Bakker suggests retailers in the Hess markets use the six to eight months it will take Speedway to introduce Speedy Rewards to figure out how to compete against a program that is entering a loyalty vacuum. “You have a consumer base that wants it and expects it, and a vendor base that wants to participate and didn’t have an infrastructure to do it,” he says.
“I believe that the price paid took into account the value of traffic and how much [Speedway] can lure away people to come into their stores,” he concludes. “That’s the value of loyalty.”
CONTINUED: Best of the Best
Best of the Best
While the acquisition appears as a merger of two giants, there is another chain in the mix: the nearly 400 WilcoHess c-stores and travel centers of which Hess acquired full ownership in January.
“They hadn’t really gotten into that business to start to look for efficiencies, and integrating Hess with WilcoHess,” Kenney says. “That’s now upon us; we’re going to look at both WilcoHess and Hess, to be able to look at the efficiencies there, as well as Speedway.”
Speedway has already identified about 400 of these potential efficiencies—or what Kenney describes as “best practices.”
These can exist in broad areas such as labor and marketing practices, the type of uniform store associates wear or the company vehicle policy. One clear area of opportunity: safety. Hess has a best-in-class safety performance, with two to three times fewer OSHA reportable incidents than Speedway, Kenney says. The team will focus on applying these best practices to the total Speedway business.
Sourcing is another area of potentially big savings. Hess has traditionally outsourced much of its support functions, while Speedway has insourced as a general rule. “When you start to do the analysis about bringing certain processes in-house vs. outsourcing, the numbers are compelling,” Kenney says. “That’s how you begin to develop some of your efficiencies.”
Foodservice is a reflection of these different philosophies. Hess was a committed quick-service restaurant (QSR) franchisee, with one of the largest—if not the largest—Dunkin’ Donuts franchises by number of sites, as well as Godfather’s Pizza, Dairy Queen and Wendy’s locations. Speedway has had some Subway locations, but its main foodservice offer is proprietary, including a made-to-order panini, sub and pizza program in pilot at 80 sites.

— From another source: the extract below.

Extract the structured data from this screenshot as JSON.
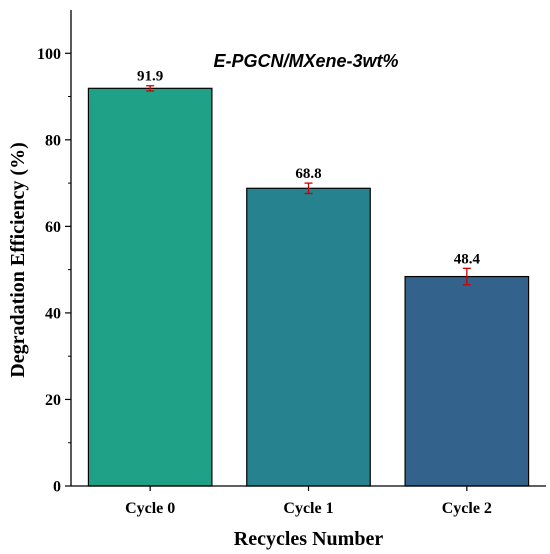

Here, Kenney says that Speedway is assuming all agreements Hess had in place. “To the extent any contract still had a term on it or the economics don’t hurdle the early cancellation of those agreements, we’ll abide by those agreements,” he says. “What will be done over time is those things will be evaluated against the better alternative, the best-practice approach.” For the 38 travel plazas, QSRs will be mandatory.

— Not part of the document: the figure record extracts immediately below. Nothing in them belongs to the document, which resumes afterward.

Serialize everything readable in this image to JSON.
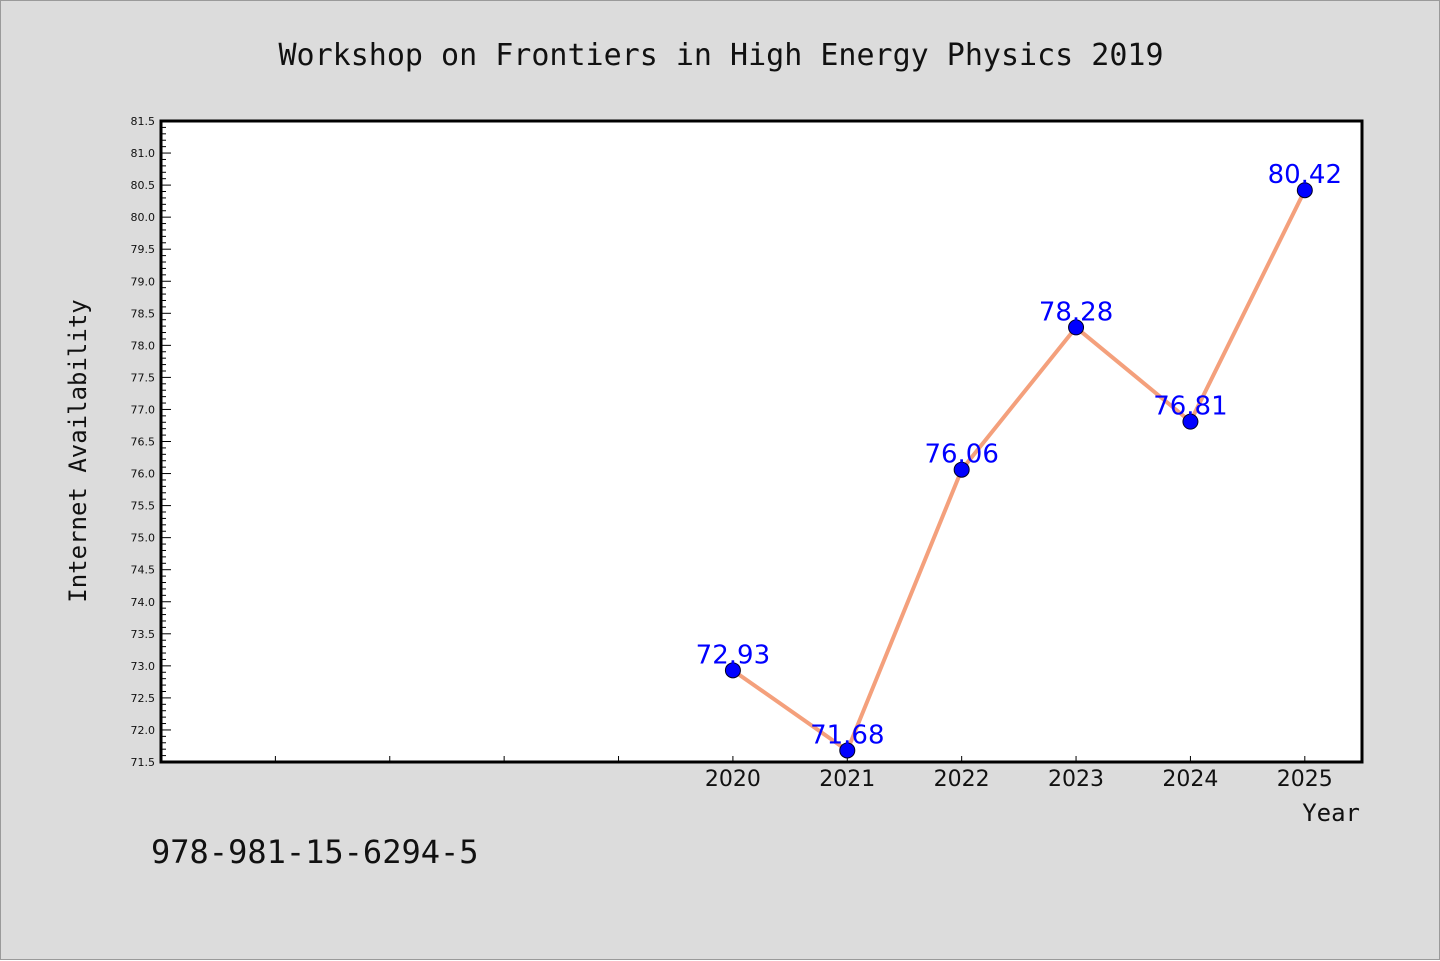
{
  "chart_data": {
    "type": "line",
    "title": "Workshop on Frontiers in High Energy Physics 2019",
    "xlabel": "Year",
    "ylabel": "Internet Availability",
    "ylim": [
      71.5,
      81.5
    ],
    "ytick_step": 0.5,
    "xlim": [
      2015,
      2025.5
    ],
    "x": [
      2020,
      2021,
      2022,
      2023,
      2024,
      2025
    ],
    "x_tick_labels": [
      "2020",
      "2021",
      "2022",
      "2023",
      "2024",
      "2025"
    ],
    "series": [
      {
        "values": [
          72.93,
          71.68,
          76.06,
          78.28,
          76.81,
          80.42
        ],
        "labels": [
          "72.93",
          "71.68",
          "76.06",
          "78.28",
          "76.81",
          "80.42"
        ]
      }
    ],
    "grid": false,
    "colors": {
      "line": "#f4a07c",
      "marker": "#0000ff",
      "data_label": "#0000ff",
      "background": "#dcdcdc",
      "plot_background": "#ffffff"
    }
  },
  "footer": {
    "isbn": "978-981-15-6294-5"
  }
}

Similarly, Speedway will stay true to contracts with the three wholesalers in the mix: its own, Eby-Brown, as well as Hess’ McLane and WilcoHess’ H.T. Hackney.
Then there is the matter of rationalizing the Hess and WilcoHess store assets, which include many kiosk locations outside the norm of Speedway’s 3,900-square-foot ideal. This will happen over time, Kenney says, as the company evaluates the performance of each site based on its overall contribution to the portfolio, with cash flow being the leading indicator.
Under the deal terms, Speedway has three years to absorb the Hess sites and rebrand, investing $410 million from 2014 to 2017 in the process, not including about $50 million per year for maintenance alone. In that time, it will leap to the front of the line of company-owned and operated c-store chains. It’s a prospect that Kenney relishes.
“There are a lot of opportunities,” he says, “to bring what I think are three really good companies together and form an even better company.”
Room for Comparison
While Hess sites have enjoyed average fuel volumes nearly 12% greater than Speedway, their merchandise sales and margin average about 60% lower. With Speedway’s operational prowess laid over these sites, the room for growth is substantial.